ただ、もう少しこの姉とやらが、おだやかな性格だとよかったのに、とは思わずにいられない。
「こら、落としたスプーンは、自分でひろうな、と言ってるだろう」
「だって、人に頼んだ方が、時間がかかるじゃない」
「それは僕も思うが、そういうルールなんだ。さあ、もう一度」
気に食わない姉ではあるが、上手にできない私に何時間も付き合ってくれる、という意味では感心する。
(それに僕なんて言って、男装して、ちょっと変わってるけど。私の、お姉さん。血の繫がった、肉親だもんね)
盗賊団での暮らしのような、自由で気ままな生活は、もう二度と無理らしい。
だが、衣食住に不自由しないことはありがたい。
食べていくことの大変さを知っている私としては、多少のことは我慢しよう、と考えていた。
♦♦♦
「どうだ、マリィ。ロビンの勉強具合は」
夕食は、私の部屋でもライムの部屋でもない、また別のきらびやかな場所が用意されている。
(いったいこのお城、何人くらい人がいて、どれくらい部屋数があるのかな)
自室に通されてから、ライムと過ごす共通の居間と食事の部屋以外、まだ私はお城のことがよくわかっていない。
ただ、こうして食事をするにしても、周囲には侍女たちが常にひかえ、背筋を伸ばして立っていた。

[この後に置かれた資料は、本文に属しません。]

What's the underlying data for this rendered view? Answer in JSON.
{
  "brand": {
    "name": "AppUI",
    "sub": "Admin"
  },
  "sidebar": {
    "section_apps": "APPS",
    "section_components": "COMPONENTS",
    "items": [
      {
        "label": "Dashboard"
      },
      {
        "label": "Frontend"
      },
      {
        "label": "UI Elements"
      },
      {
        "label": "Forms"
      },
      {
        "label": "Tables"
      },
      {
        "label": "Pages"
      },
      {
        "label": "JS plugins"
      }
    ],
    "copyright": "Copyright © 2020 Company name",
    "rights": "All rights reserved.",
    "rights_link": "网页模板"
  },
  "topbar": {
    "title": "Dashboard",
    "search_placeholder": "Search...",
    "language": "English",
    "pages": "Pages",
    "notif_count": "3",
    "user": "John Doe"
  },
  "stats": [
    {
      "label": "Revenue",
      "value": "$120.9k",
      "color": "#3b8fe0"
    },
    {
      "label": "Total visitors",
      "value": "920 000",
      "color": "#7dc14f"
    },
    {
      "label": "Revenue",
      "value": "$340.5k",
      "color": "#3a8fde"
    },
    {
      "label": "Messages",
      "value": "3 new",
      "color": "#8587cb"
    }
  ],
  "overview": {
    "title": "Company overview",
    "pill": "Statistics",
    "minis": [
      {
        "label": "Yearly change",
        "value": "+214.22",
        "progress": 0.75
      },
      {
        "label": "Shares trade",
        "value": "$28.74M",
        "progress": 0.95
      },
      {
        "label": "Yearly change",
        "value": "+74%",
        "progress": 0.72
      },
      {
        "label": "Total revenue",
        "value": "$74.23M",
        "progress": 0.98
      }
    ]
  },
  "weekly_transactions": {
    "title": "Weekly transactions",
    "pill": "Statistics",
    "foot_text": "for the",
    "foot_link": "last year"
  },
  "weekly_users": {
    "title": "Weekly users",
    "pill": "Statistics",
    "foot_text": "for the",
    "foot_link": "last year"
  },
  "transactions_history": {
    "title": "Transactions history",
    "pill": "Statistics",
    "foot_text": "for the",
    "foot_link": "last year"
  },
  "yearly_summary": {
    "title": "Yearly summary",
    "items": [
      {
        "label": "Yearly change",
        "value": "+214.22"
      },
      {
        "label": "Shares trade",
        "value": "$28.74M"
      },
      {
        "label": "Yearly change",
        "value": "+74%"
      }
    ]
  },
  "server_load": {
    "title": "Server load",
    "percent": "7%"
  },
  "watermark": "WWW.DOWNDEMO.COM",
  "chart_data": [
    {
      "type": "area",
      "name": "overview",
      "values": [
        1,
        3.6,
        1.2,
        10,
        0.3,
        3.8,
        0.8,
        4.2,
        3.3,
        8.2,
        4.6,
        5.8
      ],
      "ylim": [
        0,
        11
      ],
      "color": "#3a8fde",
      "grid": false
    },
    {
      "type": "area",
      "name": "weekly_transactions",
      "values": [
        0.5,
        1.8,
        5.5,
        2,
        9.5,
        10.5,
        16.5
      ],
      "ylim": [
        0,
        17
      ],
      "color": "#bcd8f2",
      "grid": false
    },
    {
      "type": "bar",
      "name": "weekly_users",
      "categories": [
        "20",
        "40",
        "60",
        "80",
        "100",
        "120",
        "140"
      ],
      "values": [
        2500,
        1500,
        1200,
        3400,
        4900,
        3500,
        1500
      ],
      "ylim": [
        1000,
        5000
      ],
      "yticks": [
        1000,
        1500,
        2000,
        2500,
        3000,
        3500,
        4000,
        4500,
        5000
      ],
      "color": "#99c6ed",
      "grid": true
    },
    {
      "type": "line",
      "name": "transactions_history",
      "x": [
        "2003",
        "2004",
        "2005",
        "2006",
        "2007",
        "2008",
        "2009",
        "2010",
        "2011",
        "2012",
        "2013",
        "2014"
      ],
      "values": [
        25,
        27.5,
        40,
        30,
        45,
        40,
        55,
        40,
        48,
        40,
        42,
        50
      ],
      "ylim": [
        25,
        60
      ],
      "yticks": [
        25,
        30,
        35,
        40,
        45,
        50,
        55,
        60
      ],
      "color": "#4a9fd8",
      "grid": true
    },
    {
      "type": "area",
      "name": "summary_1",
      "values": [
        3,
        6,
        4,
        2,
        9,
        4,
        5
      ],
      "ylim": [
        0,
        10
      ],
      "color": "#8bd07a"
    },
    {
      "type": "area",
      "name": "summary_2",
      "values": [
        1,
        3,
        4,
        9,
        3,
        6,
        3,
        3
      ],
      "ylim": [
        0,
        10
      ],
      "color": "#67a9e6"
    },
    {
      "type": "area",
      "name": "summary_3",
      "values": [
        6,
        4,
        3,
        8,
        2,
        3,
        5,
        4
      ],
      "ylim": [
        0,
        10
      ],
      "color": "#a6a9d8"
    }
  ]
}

「ロビン王女殿下におかれましては、ダンスはとびぬけた成績をおさめておりますが。外国語、王国史、文学などは、あまり興味をお持ちでないようです」
答えたのはライムの背後に立っていた、私の家庭教師のひとりである、マリィ女史だ。
そうか、とライムはうなずく。
それから一呼吸おいて、なぜか深刻な顔になって言う。
「……肝心の、魔力はどうだ」
その問いに、髪をお団子にしたマリィは、難しい顔になった。
「はい。そ、その。まことに申し上げにくいことでございますが。そちらは、つまり、残念ながら、まったくといっていいくらいに」
「わかった。もういい」
ライムは聞き終える前に、言葉をさえぎった。
「ロビン。先日も話したが、来月には王宮内で王族による『選別の儀』がある」
「ああ、うん。王族が魔力の強いか弱いかで、分けられるんでしょ?」
このボンファイア王国の王族たちは、魔道を使えるのだそうだ。
私はちっとも知らなかったけれど、教師について練習するうちに、ちょっとだけ使えるようになっている。
「私、わりと才能ある気がするのよね。ほら、見て」
指先で空中に簡単な魔法陣を描くと、すーっ、と花瓶の下に落ちていた葉っぱが、テーブルの上を滑っていった。
それがライムの前までいくと、ぴたりと止まる。
「フン。これくらいは魔法陣などなくとも、赤ん坊でもやってのける」
「えっ、そうなの!」
私は軽いショックを覚える。
「知ってたら私、クレイターたちといるときに使えばよかった。薪集めとか、衛兵から逃げるときとか、絶対に役に立ったのに」
悔しがると、コホン、とライムは咳払いをする。
「ロビン。盗賊団とやらのことは忘れろ! これまでの暮らし、食べるもの、話し方、すべてについてだ」
「はあ? そんな簡単に、忘れられないわよ」
「難しくとも、忘れろ!」
ライムは鋭い声で言う。
「今のお前は王女だ! 完璧なレディとしての作法を身に着ける。それまでは、思い出にひたることも禁止だ!」
「……はーい」
ぼそっと小声で応じた私だったが、冗談じゃない、と心の中では反抗的に思っていた。
(ふざけないでよ、この雪だるま! なーにがレディよ。そんな簡単に、忘れられるわけないじゃない!)
冬の寒い日、クレイターにしがみついて眠ったこと。
パチパチ燃える火を囲み、男も女も酒を飲み、私は果実を食べて、夜明けまで歌ったこと。
どっさりと金貨を手に入れて、それをまずしい人々の家の前に、そっと少しずつ置いて回ったこと。
(私にとっては、全部大事な思い出よ。それに、みんなは家族も同様だったんだから。豪華な暮らしをして、のんきに男装なんかしてるあなたが、ぬくぬくと王室で世話をされてるとき。私たち盗賊団は生きるために戦って、血と泥の中をはいずり回って、必死だったのよ!)
私はそんなふうに、ライムに反発を覚えずにはいられなかった。